To begin, it is important to establish the proper operating temperature for the heating system.
It is essential to standardize the working temperature for the heat treatment of galvanized pipes to obtain a uniform and tiny austenite crystallization. This helps in the formation of martensite structure after the heat treatment process. The temperature of the heat treatment process for galvanized pipes should be determined based on the zero boundary point of the pipe. For eutectoid steel pipes, the galvanized pipe is heated to 30-50℃ above Ac1, while for high carbon steel pipes, it is heated to slightly lower Ac3 points. If the heat treatment process temperature is between Ac1 and Ac3, it may affect the strength and tensile properties of the seamless pipe.
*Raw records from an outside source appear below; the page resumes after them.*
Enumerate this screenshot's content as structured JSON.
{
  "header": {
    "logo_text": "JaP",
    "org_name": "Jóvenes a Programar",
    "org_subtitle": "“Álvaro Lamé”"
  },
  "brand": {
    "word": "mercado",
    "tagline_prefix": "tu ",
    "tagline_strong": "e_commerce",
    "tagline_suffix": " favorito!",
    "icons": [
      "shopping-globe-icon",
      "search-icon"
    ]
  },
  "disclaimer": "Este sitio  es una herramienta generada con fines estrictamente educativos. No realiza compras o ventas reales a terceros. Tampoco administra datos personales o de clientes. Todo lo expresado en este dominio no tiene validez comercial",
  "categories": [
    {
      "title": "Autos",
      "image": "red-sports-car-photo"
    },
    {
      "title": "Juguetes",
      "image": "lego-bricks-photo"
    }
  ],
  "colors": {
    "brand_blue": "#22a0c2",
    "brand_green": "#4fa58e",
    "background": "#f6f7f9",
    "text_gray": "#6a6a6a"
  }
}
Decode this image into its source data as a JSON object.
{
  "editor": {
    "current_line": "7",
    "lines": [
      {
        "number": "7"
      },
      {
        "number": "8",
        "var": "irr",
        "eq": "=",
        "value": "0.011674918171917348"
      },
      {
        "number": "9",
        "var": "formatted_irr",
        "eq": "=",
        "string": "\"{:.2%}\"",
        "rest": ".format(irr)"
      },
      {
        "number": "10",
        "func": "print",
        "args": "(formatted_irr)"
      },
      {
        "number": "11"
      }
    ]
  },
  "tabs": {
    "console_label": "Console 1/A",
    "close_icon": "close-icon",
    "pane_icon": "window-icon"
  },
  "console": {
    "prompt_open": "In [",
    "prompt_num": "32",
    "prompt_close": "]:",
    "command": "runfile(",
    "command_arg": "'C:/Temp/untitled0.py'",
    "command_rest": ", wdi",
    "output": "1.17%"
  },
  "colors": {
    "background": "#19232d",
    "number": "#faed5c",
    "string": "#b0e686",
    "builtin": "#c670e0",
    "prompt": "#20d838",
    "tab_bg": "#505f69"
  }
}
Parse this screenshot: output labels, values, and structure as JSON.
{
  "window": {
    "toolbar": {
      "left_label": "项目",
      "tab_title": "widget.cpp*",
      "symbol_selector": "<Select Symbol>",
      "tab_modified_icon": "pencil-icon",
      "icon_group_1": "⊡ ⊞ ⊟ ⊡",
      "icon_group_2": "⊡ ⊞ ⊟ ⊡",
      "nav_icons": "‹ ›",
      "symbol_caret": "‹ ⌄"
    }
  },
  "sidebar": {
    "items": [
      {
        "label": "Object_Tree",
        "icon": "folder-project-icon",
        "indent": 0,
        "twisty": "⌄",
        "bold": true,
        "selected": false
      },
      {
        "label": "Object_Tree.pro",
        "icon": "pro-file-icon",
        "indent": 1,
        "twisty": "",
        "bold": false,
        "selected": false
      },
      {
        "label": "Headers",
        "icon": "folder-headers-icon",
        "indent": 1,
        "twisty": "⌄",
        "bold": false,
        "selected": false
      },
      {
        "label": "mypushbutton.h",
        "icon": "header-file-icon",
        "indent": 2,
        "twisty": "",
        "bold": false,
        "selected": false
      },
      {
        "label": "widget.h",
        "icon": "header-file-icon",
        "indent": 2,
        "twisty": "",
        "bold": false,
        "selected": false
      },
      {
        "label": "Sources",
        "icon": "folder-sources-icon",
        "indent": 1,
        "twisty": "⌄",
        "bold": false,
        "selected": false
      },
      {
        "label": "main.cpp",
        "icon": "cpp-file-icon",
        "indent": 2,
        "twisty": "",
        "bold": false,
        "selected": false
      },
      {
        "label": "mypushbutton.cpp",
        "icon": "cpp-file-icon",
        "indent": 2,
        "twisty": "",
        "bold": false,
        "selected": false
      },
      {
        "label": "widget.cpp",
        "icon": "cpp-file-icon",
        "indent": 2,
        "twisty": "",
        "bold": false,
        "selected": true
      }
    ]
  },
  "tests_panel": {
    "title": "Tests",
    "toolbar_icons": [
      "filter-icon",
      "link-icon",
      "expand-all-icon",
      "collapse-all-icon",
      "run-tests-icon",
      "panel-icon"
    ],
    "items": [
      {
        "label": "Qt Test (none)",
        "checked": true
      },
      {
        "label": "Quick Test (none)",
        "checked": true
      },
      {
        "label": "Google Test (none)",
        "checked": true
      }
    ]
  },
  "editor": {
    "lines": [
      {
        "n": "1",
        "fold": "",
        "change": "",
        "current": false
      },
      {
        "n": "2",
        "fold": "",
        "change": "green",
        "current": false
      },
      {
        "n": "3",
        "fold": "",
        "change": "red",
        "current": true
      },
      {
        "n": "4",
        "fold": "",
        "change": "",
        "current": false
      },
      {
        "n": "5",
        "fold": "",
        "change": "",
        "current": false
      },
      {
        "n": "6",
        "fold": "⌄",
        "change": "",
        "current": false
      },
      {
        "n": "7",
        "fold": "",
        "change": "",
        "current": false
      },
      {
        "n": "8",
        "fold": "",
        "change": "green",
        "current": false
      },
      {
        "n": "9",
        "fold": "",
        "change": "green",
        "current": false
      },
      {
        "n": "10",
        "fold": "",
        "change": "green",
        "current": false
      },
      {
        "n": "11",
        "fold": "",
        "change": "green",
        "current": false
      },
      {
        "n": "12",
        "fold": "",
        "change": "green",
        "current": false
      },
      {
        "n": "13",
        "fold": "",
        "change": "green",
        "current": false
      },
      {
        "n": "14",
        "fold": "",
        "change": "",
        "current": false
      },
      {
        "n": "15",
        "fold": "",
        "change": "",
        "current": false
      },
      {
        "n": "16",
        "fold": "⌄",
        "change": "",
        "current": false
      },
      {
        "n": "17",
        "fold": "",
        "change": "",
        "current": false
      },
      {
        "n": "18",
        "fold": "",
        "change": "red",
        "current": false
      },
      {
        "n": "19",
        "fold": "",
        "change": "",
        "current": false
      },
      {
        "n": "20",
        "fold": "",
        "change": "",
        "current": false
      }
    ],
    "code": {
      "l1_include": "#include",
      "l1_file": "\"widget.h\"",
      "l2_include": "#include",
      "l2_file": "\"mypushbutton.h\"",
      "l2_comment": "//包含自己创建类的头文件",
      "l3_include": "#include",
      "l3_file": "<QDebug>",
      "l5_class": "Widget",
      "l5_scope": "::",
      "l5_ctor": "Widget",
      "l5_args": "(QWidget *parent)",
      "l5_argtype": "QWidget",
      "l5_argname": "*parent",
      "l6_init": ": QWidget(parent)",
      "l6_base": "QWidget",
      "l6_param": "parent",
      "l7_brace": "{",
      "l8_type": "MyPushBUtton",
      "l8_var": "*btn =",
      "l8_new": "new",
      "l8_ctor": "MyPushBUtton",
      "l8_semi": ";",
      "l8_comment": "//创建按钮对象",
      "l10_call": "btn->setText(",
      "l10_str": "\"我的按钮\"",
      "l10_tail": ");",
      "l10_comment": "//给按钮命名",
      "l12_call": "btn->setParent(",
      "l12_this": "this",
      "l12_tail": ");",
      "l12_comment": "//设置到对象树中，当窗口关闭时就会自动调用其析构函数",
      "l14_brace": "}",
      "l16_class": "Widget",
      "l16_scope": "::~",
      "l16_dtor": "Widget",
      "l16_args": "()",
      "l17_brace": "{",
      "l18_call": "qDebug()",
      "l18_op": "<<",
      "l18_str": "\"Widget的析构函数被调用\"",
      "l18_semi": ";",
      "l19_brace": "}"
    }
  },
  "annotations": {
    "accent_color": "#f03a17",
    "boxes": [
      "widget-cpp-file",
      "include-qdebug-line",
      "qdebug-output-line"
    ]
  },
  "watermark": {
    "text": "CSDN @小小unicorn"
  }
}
For eutectoid galvanized steel pipes, electric heater temperature is limited to 30-50℃ above Ac1 to ensure that the desired crystalline martensite and granular pearlite structure is obtained. The heat treatment process for hypereutectoid steel pipes should not exceed Accm to prevent reduction in strength and wear resistance of the pipe fitting. It is not recommended to apply high temperature heat treatment process to austenitic crystalline stainless steel as it can cause passivation of the material. Additionally, high carbon composition can lead to the formation of small and coarse martensite containing cracks after heat treatment process, which will reduce the ductility of the seamless tube. Moreover, high temperature heat treatment process can cause thermal stress, oxidation, and nitriding, which will make the seamless pipe more susceptible to deformation and cracking.
To ensure the effectiveness of galvanized pipe heat treatment, it is important to establish the appropriate temperature based on the zero boundary point Ac1 or Ac3, taking into account the various metal material elements involved. For more efficient austenitizing, a higher heat treatment temperature may be utilized, typically 50~100℃ above Ac1 or Ac3. For high carbon tool steel pipes, a high passivation temperature due to strong pearlite elements may demand a higher heat treatment temperature. Conversely, galvanized pipes with elevated carbon and manganese content should employ lower heat treatment temperatures to avoid unintended passivation of austenitic crystalline stainless steel.